Our everyday life influences our writing, but how has your writing influenced your everyday life?

This is a great question; I’d not thought much about until you asked, and it’s led me to do some journaling around it. I don’t know if this is the final answer, but I think my writing has made me more conscious of time, how much time I have available to devote to my work in any given week, and how much time my other roles demand. But also, I find that sometimes, when I’m waiting to see what comes up next for a story idea, I start putting my life at arms’ length, examining it to see if there is something there I can use. I don’t know if I like that I do that, but I see myself doing it. 

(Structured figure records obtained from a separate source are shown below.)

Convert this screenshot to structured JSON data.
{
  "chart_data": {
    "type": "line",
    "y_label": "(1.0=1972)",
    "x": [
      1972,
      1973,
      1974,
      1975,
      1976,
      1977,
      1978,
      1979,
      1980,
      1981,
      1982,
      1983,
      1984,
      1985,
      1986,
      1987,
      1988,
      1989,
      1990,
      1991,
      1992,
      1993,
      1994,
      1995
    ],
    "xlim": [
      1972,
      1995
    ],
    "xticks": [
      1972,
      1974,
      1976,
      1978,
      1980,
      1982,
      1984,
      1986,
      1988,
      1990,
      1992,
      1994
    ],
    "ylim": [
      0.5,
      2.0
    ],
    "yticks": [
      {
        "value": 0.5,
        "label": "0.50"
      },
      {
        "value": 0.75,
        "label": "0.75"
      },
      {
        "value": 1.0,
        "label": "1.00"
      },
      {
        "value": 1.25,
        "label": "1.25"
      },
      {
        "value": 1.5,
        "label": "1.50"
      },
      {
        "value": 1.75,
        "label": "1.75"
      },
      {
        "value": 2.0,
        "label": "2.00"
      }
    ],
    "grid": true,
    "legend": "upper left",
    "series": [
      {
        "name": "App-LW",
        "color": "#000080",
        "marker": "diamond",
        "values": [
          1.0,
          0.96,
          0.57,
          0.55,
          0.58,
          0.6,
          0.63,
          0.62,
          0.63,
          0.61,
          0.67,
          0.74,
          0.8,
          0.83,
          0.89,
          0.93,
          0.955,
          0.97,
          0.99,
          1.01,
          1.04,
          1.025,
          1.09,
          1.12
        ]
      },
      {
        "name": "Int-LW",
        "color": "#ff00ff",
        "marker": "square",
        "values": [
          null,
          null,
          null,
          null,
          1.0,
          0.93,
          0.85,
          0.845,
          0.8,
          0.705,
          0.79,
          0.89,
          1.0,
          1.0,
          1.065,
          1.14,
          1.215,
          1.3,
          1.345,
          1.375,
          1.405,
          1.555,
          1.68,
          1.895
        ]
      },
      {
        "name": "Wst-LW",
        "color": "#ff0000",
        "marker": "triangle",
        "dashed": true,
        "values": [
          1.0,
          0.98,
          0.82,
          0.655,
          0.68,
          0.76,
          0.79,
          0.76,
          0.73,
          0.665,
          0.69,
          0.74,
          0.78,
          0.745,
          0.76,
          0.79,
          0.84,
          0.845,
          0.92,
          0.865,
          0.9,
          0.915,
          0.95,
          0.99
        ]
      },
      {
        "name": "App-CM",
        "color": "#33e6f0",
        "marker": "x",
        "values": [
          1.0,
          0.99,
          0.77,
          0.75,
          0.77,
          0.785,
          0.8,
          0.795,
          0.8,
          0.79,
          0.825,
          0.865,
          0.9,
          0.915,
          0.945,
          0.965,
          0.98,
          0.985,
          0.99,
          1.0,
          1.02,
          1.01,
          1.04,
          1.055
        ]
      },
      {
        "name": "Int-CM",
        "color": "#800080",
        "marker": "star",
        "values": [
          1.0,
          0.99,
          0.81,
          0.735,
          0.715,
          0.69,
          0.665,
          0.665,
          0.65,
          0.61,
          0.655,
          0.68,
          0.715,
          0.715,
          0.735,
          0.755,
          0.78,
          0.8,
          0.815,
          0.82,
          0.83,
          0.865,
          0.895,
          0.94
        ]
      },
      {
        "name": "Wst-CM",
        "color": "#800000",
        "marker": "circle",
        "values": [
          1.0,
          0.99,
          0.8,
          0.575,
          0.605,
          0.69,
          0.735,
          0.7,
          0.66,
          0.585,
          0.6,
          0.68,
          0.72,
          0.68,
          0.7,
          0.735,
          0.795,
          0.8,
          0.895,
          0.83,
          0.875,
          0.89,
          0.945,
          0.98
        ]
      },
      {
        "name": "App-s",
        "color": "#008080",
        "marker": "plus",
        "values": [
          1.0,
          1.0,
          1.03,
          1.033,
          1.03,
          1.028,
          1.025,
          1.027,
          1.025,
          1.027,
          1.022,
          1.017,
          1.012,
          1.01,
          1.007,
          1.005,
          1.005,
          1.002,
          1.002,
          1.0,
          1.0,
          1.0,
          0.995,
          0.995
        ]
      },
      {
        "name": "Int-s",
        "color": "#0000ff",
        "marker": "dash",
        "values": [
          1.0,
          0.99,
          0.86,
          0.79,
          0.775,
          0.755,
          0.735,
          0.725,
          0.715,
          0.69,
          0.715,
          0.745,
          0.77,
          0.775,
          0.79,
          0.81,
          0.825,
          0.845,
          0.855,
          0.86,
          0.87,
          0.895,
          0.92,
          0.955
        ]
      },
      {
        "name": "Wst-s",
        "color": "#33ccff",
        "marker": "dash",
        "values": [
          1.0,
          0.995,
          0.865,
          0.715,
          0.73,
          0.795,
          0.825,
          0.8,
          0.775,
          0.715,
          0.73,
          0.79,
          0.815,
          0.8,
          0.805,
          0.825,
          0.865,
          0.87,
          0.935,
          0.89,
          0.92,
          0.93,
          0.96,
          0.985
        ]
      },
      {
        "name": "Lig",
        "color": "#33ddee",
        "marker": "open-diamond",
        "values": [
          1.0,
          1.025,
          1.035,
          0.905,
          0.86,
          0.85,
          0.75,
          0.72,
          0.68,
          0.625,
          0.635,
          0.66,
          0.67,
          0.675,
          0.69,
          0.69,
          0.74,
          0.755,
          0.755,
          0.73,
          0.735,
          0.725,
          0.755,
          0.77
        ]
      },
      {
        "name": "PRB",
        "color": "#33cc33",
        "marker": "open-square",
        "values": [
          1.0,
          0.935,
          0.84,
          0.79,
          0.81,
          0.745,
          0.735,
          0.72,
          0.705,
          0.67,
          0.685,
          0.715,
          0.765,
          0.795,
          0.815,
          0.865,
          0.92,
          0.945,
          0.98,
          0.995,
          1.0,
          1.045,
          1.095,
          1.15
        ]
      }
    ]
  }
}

What do you think when you hear, “the good life”?

As soon as I read the question I heard in my head Frank Sinatra singing “The Good Life”…to the good life, to be free to explore the unknown… This was funny to me because I am not particularly a fan of Frank Sinatra, and I don’t know any other words to the song. And yet, when I started to think about it, the freedom to explore, to discover who we are, to move through as many iterations of ourselves as we wish, to find the place where we thrive and when we’ve had our fill to move on. Yes, that is the good life.


Thank you, Deidre, for being a part of our growing community and for spending extra time with us on this Q&A and the audio recording. We’re glad we were able to connect and we wish you the best with life and all your writing endeavors.